Could it also be the fact that "Uncle Sam" isn't keeping tabs on you and testing your weight and physical fitness every six months? Your career progression no longer depends upon your weight or level of fitness. In addition, as you age, your body composition gradually changes as the proportion of muscle tissue decreases and fat tissue increases. This shift slows down your metabolism, making it easier to gain weight. Combine these two factors--less physical activity and a slower metabolism--with poor eating habits, and you create the perfect storm for promoting post-retirement weight gain.
You can prevent unwanted weight gain by committing to the development and maintenance of healthy lifestyle habits. A good place to start is the U.S. Army's Performance Triad, which focuses on three components of health: sleep, activity and nutrition. The Performance Triad is all about getting back to the basics. Getting plenty of rest, adequate exercise and proper nutrition will help you live your life to the fullest. Take steps today to improve your health to get the most out of your retirement years.

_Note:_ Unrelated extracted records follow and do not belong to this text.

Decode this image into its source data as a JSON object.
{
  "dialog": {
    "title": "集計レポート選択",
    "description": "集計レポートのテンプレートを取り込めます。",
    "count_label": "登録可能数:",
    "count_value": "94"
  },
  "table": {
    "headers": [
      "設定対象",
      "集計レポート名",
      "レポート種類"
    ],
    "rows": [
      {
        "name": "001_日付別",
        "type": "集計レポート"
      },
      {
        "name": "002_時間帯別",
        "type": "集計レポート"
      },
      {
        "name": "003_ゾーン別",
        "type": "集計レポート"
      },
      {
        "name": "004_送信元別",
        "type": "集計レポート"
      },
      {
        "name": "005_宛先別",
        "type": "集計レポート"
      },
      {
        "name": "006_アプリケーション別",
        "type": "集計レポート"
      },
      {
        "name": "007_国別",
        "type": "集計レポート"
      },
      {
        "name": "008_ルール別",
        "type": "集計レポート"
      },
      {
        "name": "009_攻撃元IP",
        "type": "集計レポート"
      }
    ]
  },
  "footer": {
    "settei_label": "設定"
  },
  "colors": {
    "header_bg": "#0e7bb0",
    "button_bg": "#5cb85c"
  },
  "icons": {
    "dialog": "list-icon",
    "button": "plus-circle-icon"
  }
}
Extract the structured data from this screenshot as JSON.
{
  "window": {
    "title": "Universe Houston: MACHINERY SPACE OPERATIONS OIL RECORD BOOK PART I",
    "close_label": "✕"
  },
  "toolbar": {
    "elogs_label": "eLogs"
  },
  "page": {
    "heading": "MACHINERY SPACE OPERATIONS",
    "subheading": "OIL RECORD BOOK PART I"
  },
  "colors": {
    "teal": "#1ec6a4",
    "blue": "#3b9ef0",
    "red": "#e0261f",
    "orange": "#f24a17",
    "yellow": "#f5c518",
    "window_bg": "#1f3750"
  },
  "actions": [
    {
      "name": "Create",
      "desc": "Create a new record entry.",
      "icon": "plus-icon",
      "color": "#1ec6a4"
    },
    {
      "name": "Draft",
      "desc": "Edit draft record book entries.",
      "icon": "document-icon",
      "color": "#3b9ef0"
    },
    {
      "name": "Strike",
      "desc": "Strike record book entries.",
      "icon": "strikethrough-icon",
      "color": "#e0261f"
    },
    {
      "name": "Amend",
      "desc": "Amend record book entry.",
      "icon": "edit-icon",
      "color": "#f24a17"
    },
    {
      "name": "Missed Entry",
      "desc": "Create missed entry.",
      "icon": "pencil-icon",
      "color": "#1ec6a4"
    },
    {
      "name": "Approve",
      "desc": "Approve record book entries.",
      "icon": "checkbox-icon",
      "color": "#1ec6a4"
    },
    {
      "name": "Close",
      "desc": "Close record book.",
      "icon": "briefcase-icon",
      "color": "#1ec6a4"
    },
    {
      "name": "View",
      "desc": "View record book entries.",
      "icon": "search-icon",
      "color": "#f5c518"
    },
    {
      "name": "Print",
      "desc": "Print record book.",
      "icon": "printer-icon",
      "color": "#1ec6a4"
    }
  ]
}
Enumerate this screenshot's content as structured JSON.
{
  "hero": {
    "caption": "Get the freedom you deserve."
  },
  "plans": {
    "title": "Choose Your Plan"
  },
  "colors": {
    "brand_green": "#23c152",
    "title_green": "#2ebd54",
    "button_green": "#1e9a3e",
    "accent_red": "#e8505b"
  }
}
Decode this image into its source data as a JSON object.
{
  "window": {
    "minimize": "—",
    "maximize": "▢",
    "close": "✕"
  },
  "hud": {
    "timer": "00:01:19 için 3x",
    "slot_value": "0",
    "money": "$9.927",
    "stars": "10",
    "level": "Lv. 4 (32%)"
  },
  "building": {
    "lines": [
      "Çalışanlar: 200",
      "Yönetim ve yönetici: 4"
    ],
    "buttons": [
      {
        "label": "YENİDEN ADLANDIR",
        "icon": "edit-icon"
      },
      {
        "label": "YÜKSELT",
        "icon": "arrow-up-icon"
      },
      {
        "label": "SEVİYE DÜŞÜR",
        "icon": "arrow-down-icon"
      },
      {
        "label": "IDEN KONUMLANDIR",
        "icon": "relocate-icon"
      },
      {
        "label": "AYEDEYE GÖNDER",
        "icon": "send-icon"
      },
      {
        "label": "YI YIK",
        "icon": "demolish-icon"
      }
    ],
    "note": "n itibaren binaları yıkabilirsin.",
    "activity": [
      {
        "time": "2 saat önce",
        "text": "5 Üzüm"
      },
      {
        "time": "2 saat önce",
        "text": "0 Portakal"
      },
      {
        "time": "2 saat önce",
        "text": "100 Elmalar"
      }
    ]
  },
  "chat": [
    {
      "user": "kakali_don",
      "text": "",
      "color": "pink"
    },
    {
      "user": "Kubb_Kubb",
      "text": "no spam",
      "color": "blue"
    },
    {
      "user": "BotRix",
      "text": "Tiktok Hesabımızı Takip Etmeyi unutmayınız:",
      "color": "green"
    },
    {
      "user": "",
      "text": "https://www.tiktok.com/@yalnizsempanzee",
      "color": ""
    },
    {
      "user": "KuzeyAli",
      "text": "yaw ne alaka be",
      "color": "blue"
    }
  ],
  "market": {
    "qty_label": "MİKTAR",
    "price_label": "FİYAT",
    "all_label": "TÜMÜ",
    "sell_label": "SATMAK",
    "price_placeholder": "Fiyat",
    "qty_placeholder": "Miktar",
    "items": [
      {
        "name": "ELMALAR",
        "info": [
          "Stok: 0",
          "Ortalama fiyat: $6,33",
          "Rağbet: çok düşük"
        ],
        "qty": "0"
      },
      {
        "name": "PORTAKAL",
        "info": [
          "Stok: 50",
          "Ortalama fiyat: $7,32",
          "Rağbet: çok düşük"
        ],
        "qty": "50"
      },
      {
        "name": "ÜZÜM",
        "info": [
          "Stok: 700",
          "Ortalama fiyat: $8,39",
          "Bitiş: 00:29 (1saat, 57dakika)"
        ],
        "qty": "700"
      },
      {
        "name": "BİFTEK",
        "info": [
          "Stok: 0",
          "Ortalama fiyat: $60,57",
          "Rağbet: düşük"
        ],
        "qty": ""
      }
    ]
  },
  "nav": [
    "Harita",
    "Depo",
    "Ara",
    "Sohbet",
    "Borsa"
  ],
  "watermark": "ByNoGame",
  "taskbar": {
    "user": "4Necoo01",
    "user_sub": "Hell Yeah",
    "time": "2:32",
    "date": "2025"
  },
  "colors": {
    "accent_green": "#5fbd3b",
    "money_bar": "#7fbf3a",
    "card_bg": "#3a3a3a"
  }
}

•To find out more about the Performance Triad visit http://phc.amedd.army.mil/topics/healthyliving/Pages/PerformanceTriad.aspx.
•For more information on calculating your BMI, visit the National Institute of Health: http://www.nhlbi.nih.gov/guidelines/obesity/BMI/bmicalc.htm.
•To measure your waist circumference: Use a tape measure. Start at the top of the hip bone, and then bring it all the way around, level with your navel (belly-button). Make sure it's not too tight and that it is parallel with the floor. Don't hold your breath while measuring.